Too much attention on short-terms

Nestle Chairman Peter Brabeck-Letmathe noted that he refuses to publish quarterly earnings because one quarter has little bearing on the likelihood of his company living up to its market Price/Earnings ratio. He went further, and cited investment analysts as the root of the short-termist problem. Michael Porter and Mark Kramer, who wrote their seminal paper entitled Creating Shared Value in 2011, agree that vast improvements in the capital supply chain are required. At the Global Summit, Porter revealed that he and Kramer intend to challenge investment managers in a paper due out in early 2014.

In Australia, APRA statistics show that 74% of superannuation fund members have more than 15 years to retirement, and the majority of this group has more than 30 years to go. In theory, this is the average investment horizon that fund trustees should be adopting. But we all know, even if we don’t say it in public, that trustees become quite preoccupied with this year’s earnings rate, and fund comparisons are typically done on 3, 5 or sometimes 7-year timeframes. Have you ever heard vigorous debate about 20-year earnings? And then, to make matters worse, by the time the money gets in the hands of investment managers, annual bonus potential is flashing so brightly that the investment horizon for liquid, traded investments is more like 1-3 years at best. I know, because I’ve worked in the system and was partly complicit with it.

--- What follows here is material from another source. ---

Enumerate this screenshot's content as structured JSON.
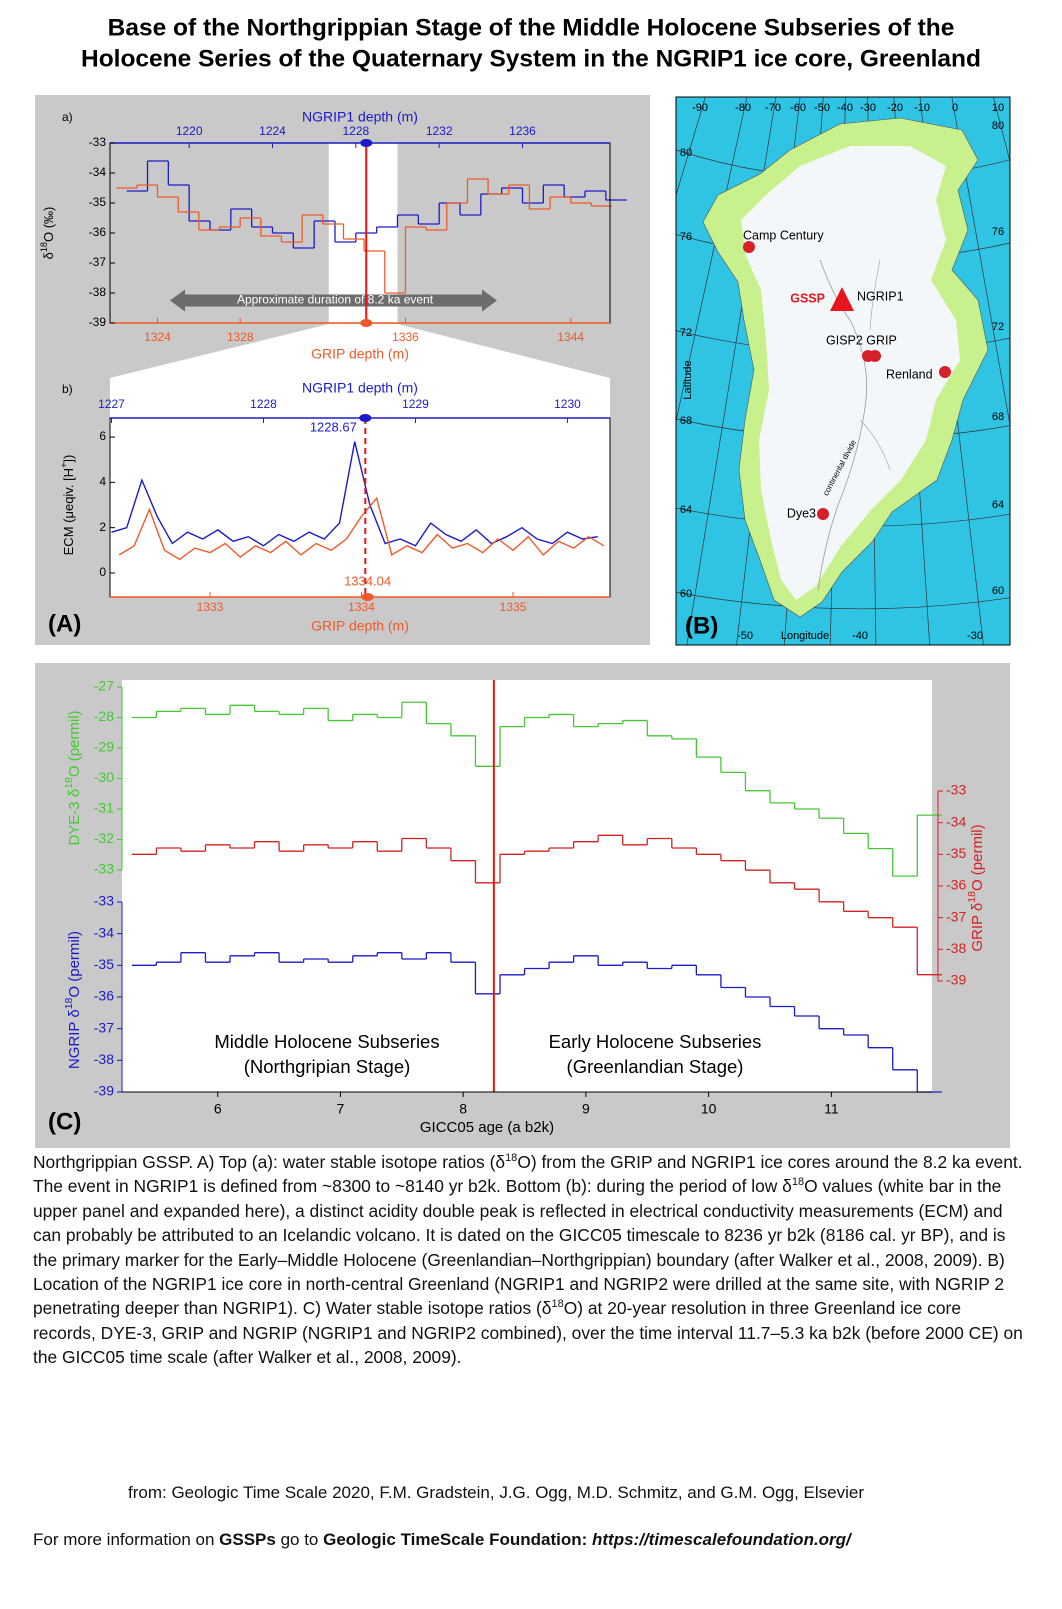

I have sympathy for companies that get hauled into a short-term earnings mindset, because flaws in the structure of our investment chain push them in this direction. Mike Hirst, managing director of Bendigo and Adelaide Bank, bravely took a stand against analysts in 2011, citing the same issue as Brabeck-Lemathe of Nestle. At the time, it was a mere blip in the investment conversation and then everyone merrily resumed business as usual.

Here’s the crux of the issue. For all of the back-patting that goes on in the world of Environmental, Social and Governance (ESG) issues, have fund trustees really addressed the core problem of misaligned interests between their members’ investment requirements and the incentives of investment managers? There is a lot of puffery, but little substance. When is a manager going to be fired for having a short-term incentive system and replaced with one that has a longer-term system? A handful of investment managers have addressed this, with seven year bonus assessment periods as an example, but they are the exception. It should be priority number one.

In relation to Shared Value, we are seeing a groundswell of interest and application of the concept from innovative companies and this trend is set to continue. It will be a process of internal challenge and discovery for many of them. As yet, there is no prescriptive set of rules, but there are principles and methods that they can use to evaluate their core assets, needs and challenges. They will find where the key social intersection points exist and create strategies that drive financial results in concert with a positive societal impact.

Targetting investors and trustees

From a financial performance perspective, expect to see companies who get this right markedly outperform their peers. And because it takes time to get it right – Nestle is in its seventh year of implementation – the advantages created will be sustained for longer periods of time. It’s hard to copy overnight. My main prediction is that, in the next 10 years, we will see the dispersion of company returns increase significantly and there will be many fast and slow declines.

We will have to wait and see how deeply Porter and Kramer sink their teeth into the investment community. I suspect they will soon realise that the best way to influence investment managers is through their major clients, being superannuation and pension fund trustees. It is likely to start a new and exciting level of dialogue that will bring institutional shareholders closer to leaders in business innovation. However, it will also be confronting to those who are comfortable with the status quo.

Phil Preston is a speaker, facilitator and innovation practitioner, and is a former global credit research head at Colonial First State Global Asset Management.